Although the invention has been described in reference to a particular embodiment, various other embodiments and modifications will be apparent to those skilled in the art. It is therefore intended that the foregoing description of a preferred embodiment be considered as exemplary only.

Claims

1. A machine vision based scanner system for scanning semiconductor devices having an identification mark in an offline binning handler comprising:

a line scan camera capable of scanning a media tray holding the semiconductor devices and capturing a full tray-width image of the media tray;

a camera controller operatively connected to the line scan camera;

a tray transport mechanism positioned below the line scan camera;

a tray transport mechanism controller operatively connected to the tray transport mechanism and the camera controller; and

an image processor configured to execute image processing software for using the image captured by the line scan camera to identify and sort the semiconductor devices held in the media tray.

2. The machine vision based scanner system of claim 1, wherein the identification mark is a two dimensional matrix code provided on the surfaces of the semiconductor devices.

3. The machine vision based scanner system of claim 1, wherein the line scan camera is a 8 K pixel line scan camera having a depth of field of 4.0 mm.

4. The machine vision based scanner system of claim 1, wherein a depth of field of the line scan camera can be enhanced so that semiconductor devices of varying thickness positioned in the media tray can be inspected.

5. The machine vision based scanner system of claim 1, wherein the image processor generates a recipe file for each of the semiconductor devices and media tray scanned by the line scan camera, wherein the recipe file contains information regarding one or more regions of interest.

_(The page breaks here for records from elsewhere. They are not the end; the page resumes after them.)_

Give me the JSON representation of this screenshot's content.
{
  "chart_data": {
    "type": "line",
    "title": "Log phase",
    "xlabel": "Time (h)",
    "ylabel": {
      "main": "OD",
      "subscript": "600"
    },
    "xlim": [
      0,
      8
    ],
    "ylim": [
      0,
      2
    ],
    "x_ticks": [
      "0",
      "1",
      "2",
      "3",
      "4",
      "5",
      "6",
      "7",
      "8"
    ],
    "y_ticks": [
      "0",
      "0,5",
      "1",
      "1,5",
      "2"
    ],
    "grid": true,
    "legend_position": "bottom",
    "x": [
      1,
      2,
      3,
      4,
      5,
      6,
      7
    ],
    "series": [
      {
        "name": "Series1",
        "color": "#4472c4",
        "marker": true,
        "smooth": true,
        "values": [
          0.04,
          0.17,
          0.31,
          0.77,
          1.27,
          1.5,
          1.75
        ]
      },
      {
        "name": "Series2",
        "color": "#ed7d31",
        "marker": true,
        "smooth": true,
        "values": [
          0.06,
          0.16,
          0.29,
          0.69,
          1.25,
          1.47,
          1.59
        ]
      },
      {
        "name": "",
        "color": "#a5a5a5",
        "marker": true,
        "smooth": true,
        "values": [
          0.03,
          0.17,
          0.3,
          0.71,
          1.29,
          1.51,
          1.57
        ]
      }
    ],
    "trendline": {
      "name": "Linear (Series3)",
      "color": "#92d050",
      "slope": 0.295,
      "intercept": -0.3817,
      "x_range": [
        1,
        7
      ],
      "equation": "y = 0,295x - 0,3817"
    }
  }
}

6. The machine vision based scanner system of claim 5, wherein the one or more regions of interest is an empty pocket in the media tray or an orientation mark positioned on each of the semiconductor devices.

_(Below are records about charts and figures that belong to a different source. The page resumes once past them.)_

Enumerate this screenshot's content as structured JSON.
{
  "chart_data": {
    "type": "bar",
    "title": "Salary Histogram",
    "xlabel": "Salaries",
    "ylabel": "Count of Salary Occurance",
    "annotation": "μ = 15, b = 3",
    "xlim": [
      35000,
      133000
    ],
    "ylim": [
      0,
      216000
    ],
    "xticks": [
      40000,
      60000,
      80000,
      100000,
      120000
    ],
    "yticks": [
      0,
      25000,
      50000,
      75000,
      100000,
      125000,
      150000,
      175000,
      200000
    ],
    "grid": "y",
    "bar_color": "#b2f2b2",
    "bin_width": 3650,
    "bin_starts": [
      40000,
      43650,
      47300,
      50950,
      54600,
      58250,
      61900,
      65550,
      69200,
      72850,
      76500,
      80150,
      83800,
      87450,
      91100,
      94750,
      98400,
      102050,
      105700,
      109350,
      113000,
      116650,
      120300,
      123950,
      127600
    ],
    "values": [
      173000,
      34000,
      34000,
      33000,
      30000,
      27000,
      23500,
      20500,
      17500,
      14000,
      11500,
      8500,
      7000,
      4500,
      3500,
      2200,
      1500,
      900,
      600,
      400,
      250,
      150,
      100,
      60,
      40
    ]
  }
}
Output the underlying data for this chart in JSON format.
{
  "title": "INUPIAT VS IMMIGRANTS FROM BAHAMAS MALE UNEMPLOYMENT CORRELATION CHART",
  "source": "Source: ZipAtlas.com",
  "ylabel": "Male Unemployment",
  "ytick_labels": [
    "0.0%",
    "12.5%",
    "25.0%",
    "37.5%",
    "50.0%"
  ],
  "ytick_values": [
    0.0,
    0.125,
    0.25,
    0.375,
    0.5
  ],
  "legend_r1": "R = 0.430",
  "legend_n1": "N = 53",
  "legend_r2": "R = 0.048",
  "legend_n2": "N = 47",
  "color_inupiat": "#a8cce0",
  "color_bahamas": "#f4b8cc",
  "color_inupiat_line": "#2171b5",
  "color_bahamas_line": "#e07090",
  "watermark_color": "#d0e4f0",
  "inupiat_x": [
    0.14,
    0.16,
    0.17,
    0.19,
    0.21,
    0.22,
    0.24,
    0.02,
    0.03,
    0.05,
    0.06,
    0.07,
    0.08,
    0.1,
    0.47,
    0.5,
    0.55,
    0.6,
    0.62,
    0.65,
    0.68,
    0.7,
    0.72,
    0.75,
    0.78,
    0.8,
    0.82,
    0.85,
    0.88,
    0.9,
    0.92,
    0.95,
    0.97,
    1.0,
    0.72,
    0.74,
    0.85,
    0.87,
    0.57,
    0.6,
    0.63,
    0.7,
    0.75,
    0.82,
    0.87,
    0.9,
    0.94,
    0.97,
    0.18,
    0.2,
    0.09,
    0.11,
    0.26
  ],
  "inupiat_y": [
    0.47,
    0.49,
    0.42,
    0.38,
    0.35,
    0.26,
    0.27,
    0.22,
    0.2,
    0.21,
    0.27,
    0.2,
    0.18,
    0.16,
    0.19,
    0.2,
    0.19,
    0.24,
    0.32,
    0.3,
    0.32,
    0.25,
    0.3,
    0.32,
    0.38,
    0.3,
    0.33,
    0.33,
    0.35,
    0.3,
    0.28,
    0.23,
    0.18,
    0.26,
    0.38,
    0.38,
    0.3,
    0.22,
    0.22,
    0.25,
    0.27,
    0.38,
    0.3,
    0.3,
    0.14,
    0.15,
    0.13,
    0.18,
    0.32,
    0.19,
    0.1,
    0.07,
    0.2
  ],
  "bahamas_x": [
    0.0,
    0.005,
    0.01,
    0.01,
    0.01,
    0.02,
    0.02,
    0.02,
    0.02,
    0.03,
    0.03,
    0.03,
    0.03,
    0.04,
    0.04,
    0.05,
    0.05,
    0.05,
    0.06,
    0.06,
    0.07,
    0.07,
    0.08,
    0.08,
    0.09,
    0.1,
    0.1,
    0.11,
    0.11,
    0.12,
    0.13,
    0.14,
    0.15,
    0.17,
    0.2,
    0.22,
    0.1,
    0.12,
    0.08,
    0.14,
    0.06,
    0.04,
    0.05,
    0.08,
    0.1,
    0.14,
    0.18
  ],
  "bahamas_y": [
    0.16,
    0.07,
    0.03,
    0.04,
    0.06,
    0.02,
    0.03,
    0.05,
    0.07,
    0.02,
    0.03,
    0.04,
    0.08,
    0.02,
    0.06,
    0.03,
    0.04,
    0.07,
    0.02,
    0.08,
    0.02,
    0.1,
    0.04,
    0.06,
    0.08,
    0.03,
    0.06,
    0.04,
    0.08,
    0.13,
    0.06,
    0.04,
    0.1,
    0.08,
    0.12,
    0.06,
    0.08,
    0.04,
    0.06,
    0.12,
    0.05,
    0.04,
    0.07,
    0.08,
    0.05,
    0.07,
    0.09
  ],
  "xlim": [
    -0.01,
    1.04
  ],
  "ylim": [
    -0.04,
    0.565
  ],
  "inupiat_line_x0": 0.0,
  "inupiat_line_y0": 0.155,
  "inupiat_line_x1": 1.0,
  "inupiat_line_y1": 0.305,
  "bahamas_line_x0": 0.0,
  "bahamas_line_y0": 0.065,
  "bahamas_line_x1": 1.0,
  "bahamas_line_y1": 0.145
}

7. The machine vision based scanner system of claim 1, wherein the tray transport mechanism is configured to carry a plurality of JEDEC trays in and out of the offline binning handler.

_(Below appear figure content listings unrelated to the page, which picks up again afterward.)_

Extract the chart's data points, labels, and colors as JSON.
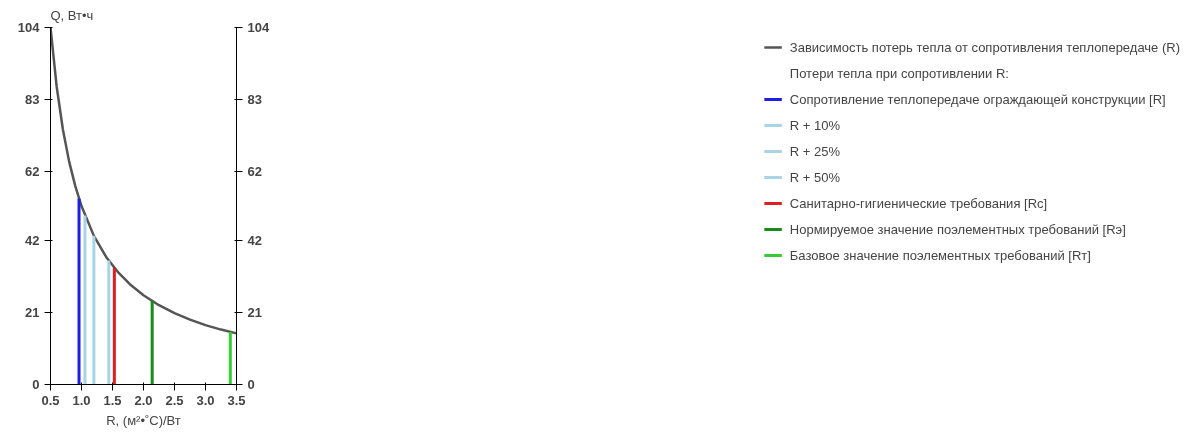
{
  "chart_data": {
    "type": "line",
    "xlabel": "R, (м²•˚C)/Вт",
    "ylabel": "Q, Вт•ч",
    "xlim": [
      0.5,
      3.5
    ],
    "xticks": [
      {
        "value": 0.5,
        "label": "0.5"
      },
      {
        "value": 1,
        "label": "1.0"
      },
      {
        "value": 1.5,
        "label": "1.5"
      },
      {
        "value": 2,
        "label": "2.0"
      },
      {
        "value": 2.5,
        "label": "2.5"
      },
      {
        "value": 3,
        "label": "3.0"
      },
      {
        "value": 3.5,
        "label": "3.5"
      }
    ],
    "ylim": [
      0,
      104
    ],
    "yticks": [
      0,
      21,
      42,
      62,
      83,
      104
    ],
    "y2lim": [
      0,
      104
    ],
    "y2ticks": [
      0,
      21,
      42,
      62,
      83,
      104
    ],
    "grid": false,
    "legend": "right",
    "marker": "none",
    "line_style": "solid",
    "annotations": [
      "Потери тепла при сопротивлении R:"
    ],
    "series": [
      {
        "name": "Зависимость потерь тепла от сопротивления теплопередаче (R)",
        "color": "#555555",
        "x": [
          0.5,
          0.6,
          0.7,
          0.8,
          0.9,
          1.0,
          1.2,
          1.4,
          1.6,
          1.8,
          2.0,
          2.25,
          2.5,
          2.75,
          3.0,
          3.25,
          3.5
        ],
        "values": [
          104,
          86.7,
          74.3,
          65,
          57.8,
          52,
          43.3,
          37.1,
          32.5,
          28.9,
          26,
          23.1,
          20.8,
          18.9,
          17.3,
          16,
          14.9
        ]
      },
      {
        "name": "Сопротивление теплопередаче ограждающей конструкции [R]",
        "color": "#1f1fe0",
        "x": [
          0.96,
          0.96
        ],
        "values": [
          0,
          54.2
        ]
      },
      {
        "name": "R + 10%",
        "color": "#a8d4e6",
        "x": [
          1.056,
          1.056
        ],
        "values": [
          0,
          49.2
        ]
      },
      {
        "name": "R + 25%",
        "color": "#a8d4e6",
        "x": [
          1.2,
          1.2
        ],
        "values": [
          0,
          43.3
        ]
      },
      {
        "name": "R + 50%",
        "color": "#a8d4e6",
        "x": [
          1.44,
          1.44
        ],
        "values": [
          0,
          36.1
        ]
      },
      {
        "name": "Санитарно-гигиенические требования [Rc]",
        "color": "#e02020",
        "x": [
          1.53,
          1.53
        ],
        "values": [
          0,
          34
        ]
      },
      {
        "name": "Нормируемое значение поэлементных требований [Rэ]",
        "color": "#1a8a1a",
        "x": [
          2.14,
          2.14
        ],
        "values": [
          0,
          24.3
        ]
      },
      {
        "name": "Базовое значение поэлементных требований [Rт]",
        "color": "#33cc33",
        "x": [
          3.4,
          3.4
        ],
        "values": [
          0,
          15.3
        ]
      }
    ]
  }
}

8. The machine vision based scanner system of claim 1, wherein the tray transport mechanism is configured to move the media tray at a constant velocity and the camera controller controls the line scan camera scanning speed to match the tray transport mechanism velocity.

9. The machine vision based scanner system of claim 1, wherein the image processor is configured to use the full tray-width image of the media tray to determine the orientation of the semiconductor devices in the media tray.

10. The machine vision based scanner system of claim 1, wherein the image processor is configured to use the full tray-width image of the media tray to determine whether one of the semiconductor devices is located out of a pocket of the media tray.

11. The machine vision based scanner system of claim 1, wherein the image processor is configured to use the full tray-width image of the media tray to determine whether one of the semiconductor devices is present in a pocket of the media tray.

12. The machine vision based scanner system of claim 1, wherein the image processor is configured to use the full tray-width image of the media tray to determine the type of media tray.

13. The machine vision based scanner system of claim 1, wherein the image processor is configured to use the full tray-width image of the media tray to determine whether foreign material is present on the media tray.

14. The machine vision based scanner system of claim 1, wherein the image processor is configured to use the full tray-width image of the media tray to determine whether any of the semiconductor devices held on the media tray have bent leads.